When an initial fiscal study in 2001 proved that a town of Carmel Valley was financially feasible, we launched an independent group that would ultimately become the Carmel Valley Forum. The forum had one overarching goal: to make it possible for an informed electorate to vote on creating a town of Carmel Valley.


During the winter of 2002-03, dozens of volunteers from all over the valley collected 2,500 signatures on the petition that formed the basis of our application. The registrar of voters certified that 27 percent of all registered voters had signed. It was a magnificent achievement for grassroots democracy. Voters everywhere in the valley signed that petition. Contrary to popular myth, the three neighborhoods with the highest signature rate -- more than 50 percent each -- came from the mouth of Carmel Valley.


With the petition complete, the independent studies began. A comprehensive fiscal analysis from California's leading firm demonstrated what common sense indicates: a town of Carmel Valley would be on sound fiscal footing. A financial pact to help the county adjust over a decade's transition was hammered out. A successful municipal services review was completed. An environmental study concluded the obvious: incorporation was an administrative change that would have no impact on the environment.


In December, the Local Agency Formation Commission voted unanimously to adopt the recommended "negative declaration," meaning a full environmental impact report would not be needed before incorporation, although one would be required with the town's first general plan.


We went to Sacramento and, with bipartisan leadership from Assemblyman John Laird and Sen. Abel Maldonado, got AB 1602 signed into law. This law corrects a technical error in California's budget, sending hundreds of thousands of dollars every year to the Town -- but only if we incorporate before 2009.


More than six years after we started, LAFCO'S executive officer completed her official report. It meticulously covered every aspect of the application and California law, and recommended that Carmel Valley voters decide this issue in June 2007.


Never before in California's history had a county's LAFCO rejected an executive officer's recommendation that incorporation be sent to the voters. Setting a new standard for arrogance, Monterey County LAFCO, led by supervisors Lou Calcagno and Jerry Smith, and former Supervisor Tom Perkins, rejected the staff report and told us to start all over again: a new environmental study, a new financial study, a new pact with the county, new borders -- everything.
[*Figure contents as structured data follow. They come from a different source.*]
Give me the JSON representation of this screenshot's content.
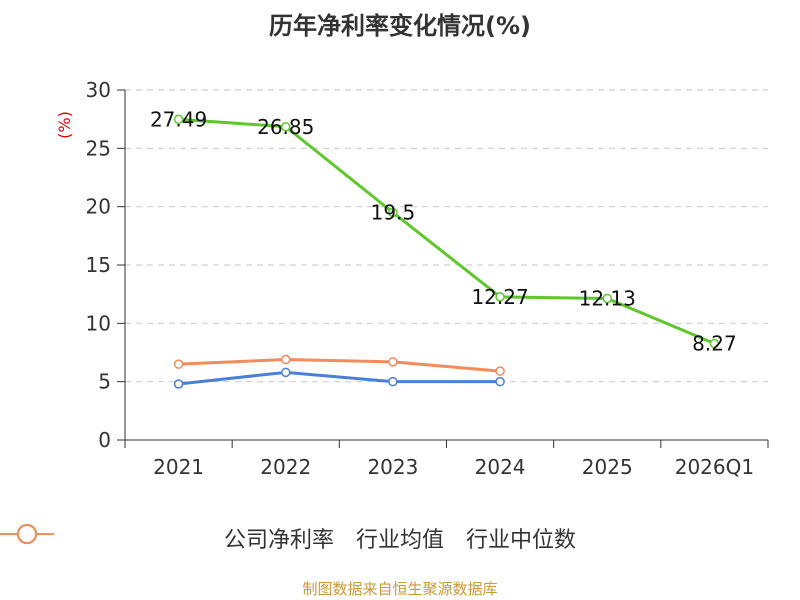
{
  "chart_data": {
    "type": "line",
    "title": "历年净利率变化情况(%)",
    "ylabel": "(%)",
    "categories": [
      "2021",
      "2022",
      "2023",
      "2024",
      "2025",
      "2026Q1"
    ],
    "ylim": [
      0,
      30
    ],
    "yticks": [
      0,
      5,
      10,
      15,
      20,
      25,
      30
    ],
    "grid": true,
    "legend_position": "bottom",
    "series": [
      {
        "name": "公司净利率",
        "color": "#5ec72a",
        "values": [
          27.49,
          26.85,
          19.5,
          12.27,
          12.13,
          8.27
        ],
        "labels": [
          "27.49",
          "26.85",
          "19.5",
          "12.27",
          "12.13",
          "8.27"
        ]
      },
      {
        "name": "行业均值",
        "color": "#4a7fd6",
        "values": [
          4.8,
          5.8,
          5.0,
          5.0,
          null,
          null
        ]
      },
      {
        "name": "行业中位数",
        "color": "#f28c5b",
        "values": [
          6.5,
          6.9,
          6.7,
          5.9,
          null,
          null
        ]
      }
    ]
  },
  "footer": {
    "source": "制图数据来自恒生聚源数据库"
  }
}
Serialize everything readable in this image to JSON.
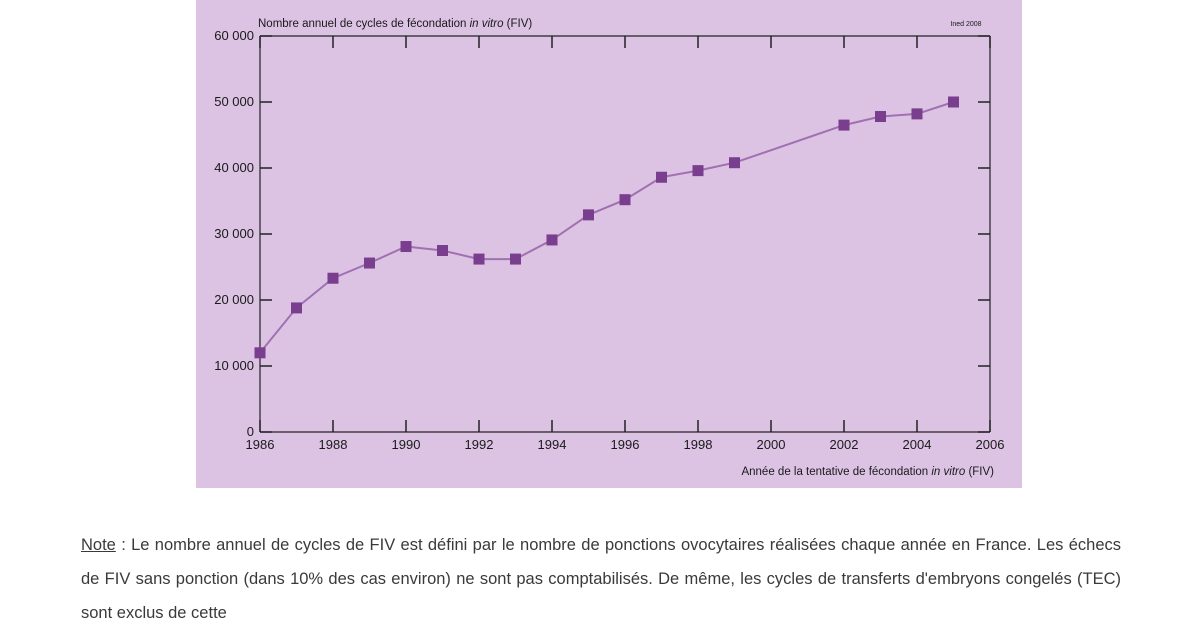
{
  "colors": {
    "panel_background": "#dcc3e4",
    "series_line": "#a070b0",
    "series_marker": "#7a3e8e",
    "axis": "#222222"
  },
  "chart_data": {
    "type": "line",
    "title_prefix": "Nombre annuel de cycles de fécondation ",
    "title_italic": "in vitro",
    "title_suffix": " (FIV)",
    "source": "Ined 2008",
    "xlabel_prefix": "Année de la tentative de fécondation ",
    "xlabel_italic": "in vitro",
    "xlabel_suffix": " (FIV)",
    "ylabel": "",
    "xlim": [
      1986,
      2006
    ],
    "ylim": [
      0,
      60000
    ],
    "x_ticks": [
      1986,
      1988,
      1990,
      1992,
      1994,
      1996,
      1998,
      2000,
      2002,
      2004,
      2006
    ],
    "x_tick_labels": [
      "1986",
      "1988",
      "1990",
      "1992",
      "1994",
      "1996",
      "1998",
      "2000",
      "2002",
      "2004",
      "2006"
    ],
    "y_ticks": [
      0,
      10000,
      20000,
      30000,
      40000,
      50000,
      60000
    ],
    "y_tick_labels": [
      "0",
      "10 000",
      "20 000",
      "30 000",
      "40 000",
      "50 000",
      "60 000"
    ],
    "grid": false,
    "series": [
      {
        "x": [
          1986,
          1987,
          1988,
          1989,
          1990,
          1991,
          1992,
          1993,
          1994,
          1995,
          1996,
          1997,
          1998,
          1999,
          2002,
          2003,
          2004,
          2005
        ],
        "values": [
          12000,
          18800,
          23300,
          25600,
          28100,
          27500,
          26200,
          26200,
          29100,
          32900,
          35200,
          38600,
          39600,
          40800,
          46500,
          47800,
          48200,
          50000
        ]
      }
    ]
  },
  "note": {
    "label": "Note",
    "text": " : Le nombre annuel de cycles de FIV est défini par le nombre de ponctions ovocytaires réalisées chaque année en France. Les échecs de FIV sans ponction (dans 10% des cas environ) ne sont pas comptabilisés. De même, les cycles de transferts d'embryons congelés (TEC) sont exclus de cette"
  }
}
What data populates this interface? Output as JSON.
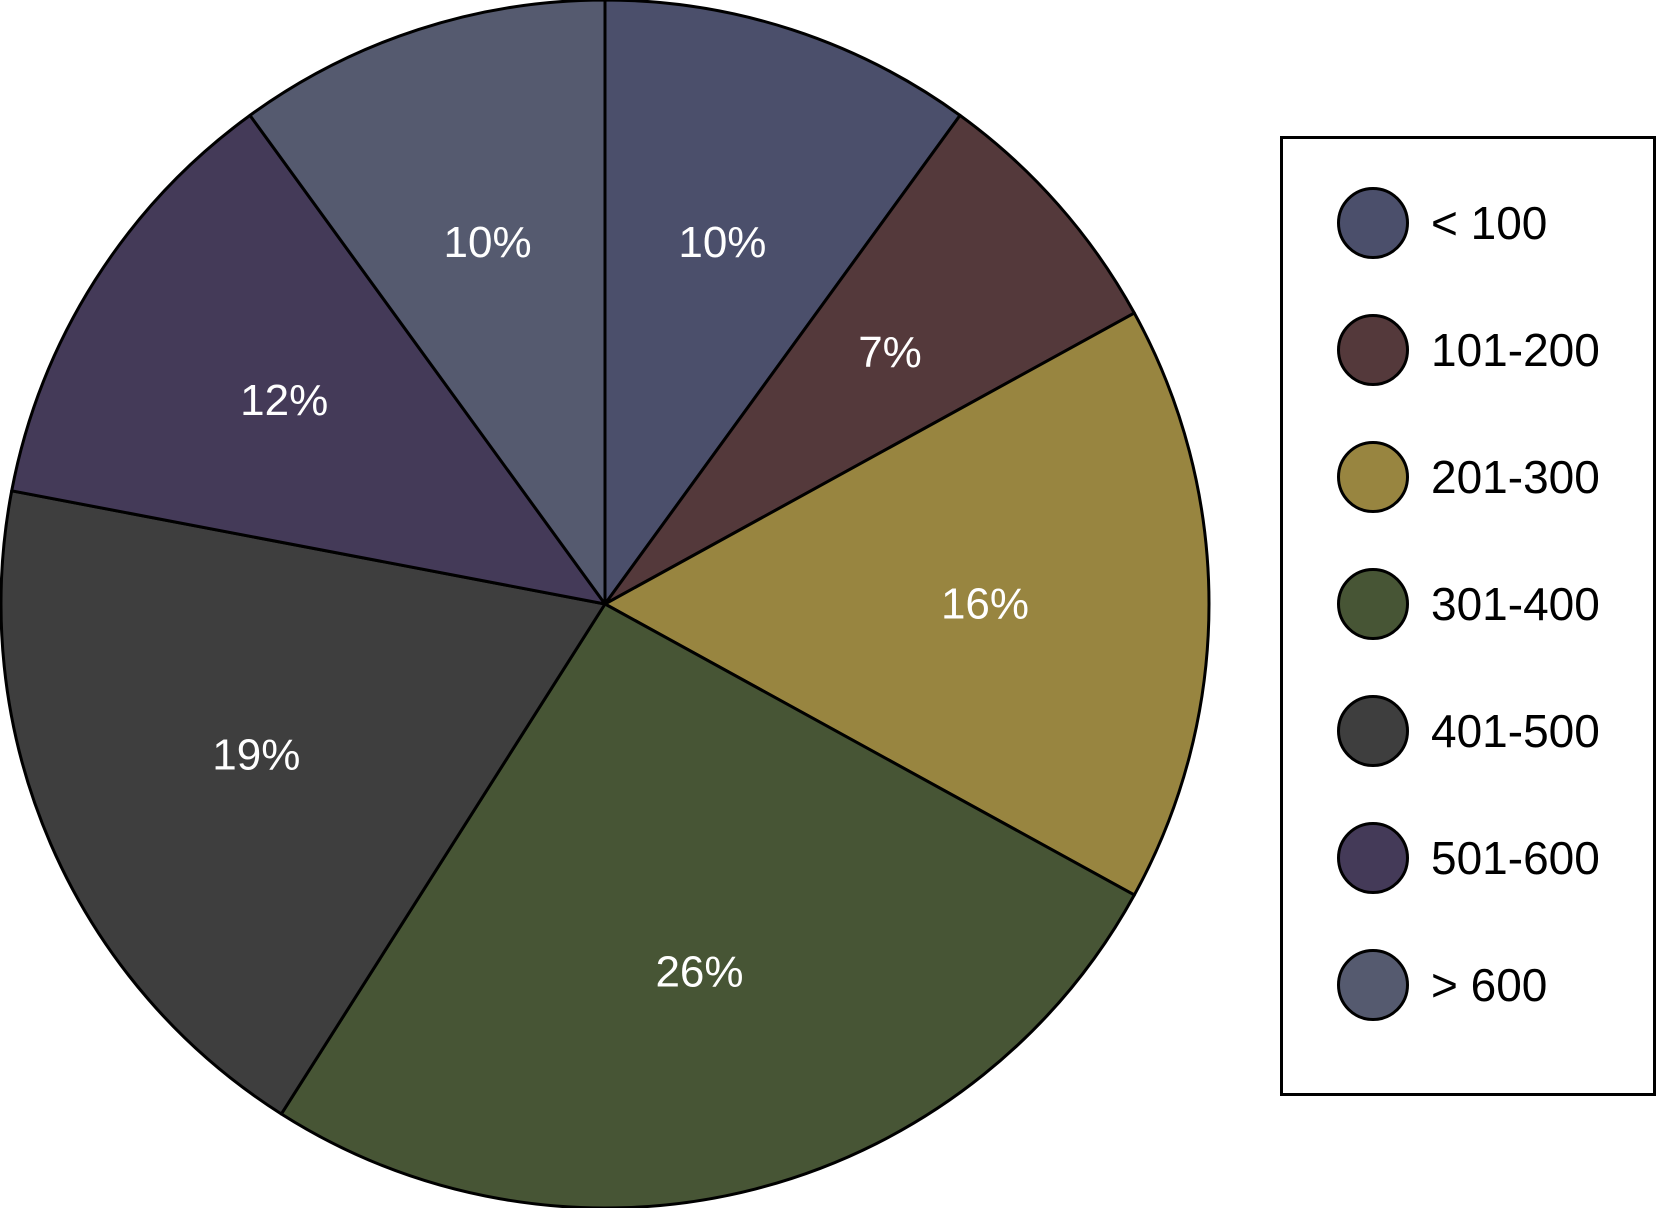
{
  "chart_data": {
    "type": "pie",
    "categories": [
      "< 100",
      "101-200",
      "201-300",
      "301-400",
      "401-500",
      "501-600",
      "> 600"
    ],
    "values": [
      10,
      7,
      16,
      26,
      19,
      12,
      10
    ],
    "labels": [
      "10%",
      "7%",
      "16%",
      "26%",
      "19%",
      "12%",
      "10%"
    ],
    "colors": [
      "#4b4f6b",
      "#54393b",
      "#988540",
      "#475535",
      "#3e3e3e",
      "#443a58",
      "#555a6f"
    ],
    "start": "12 o'clock",
    "direction": "clockwise",
    "legend_position": "right"
  }
}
Monterey County LAFCO set two other ignoble state records in its handling of Carmel Valley incorporation: the longest time ever to process an incorporation application, and the highest fees ever collected from proponents.


On what new evidence or expert testimony was this anti-democratic decision taken? None -- only a desperate letter submitted the day before by the law firm of Lombardo and Gilles. I understand why Tony Lombardo doesn't want to see a town of Carmel Valley: he has a 300-house subdivision proposal for Carmel Valley up for approval by the county, something a town council would never do.


If this were Yemen, I'd write it up as governmental corruption.


Glenn E. Robinson is a professor at the Naval Postgraduate School and president of the Carmel Valley Association.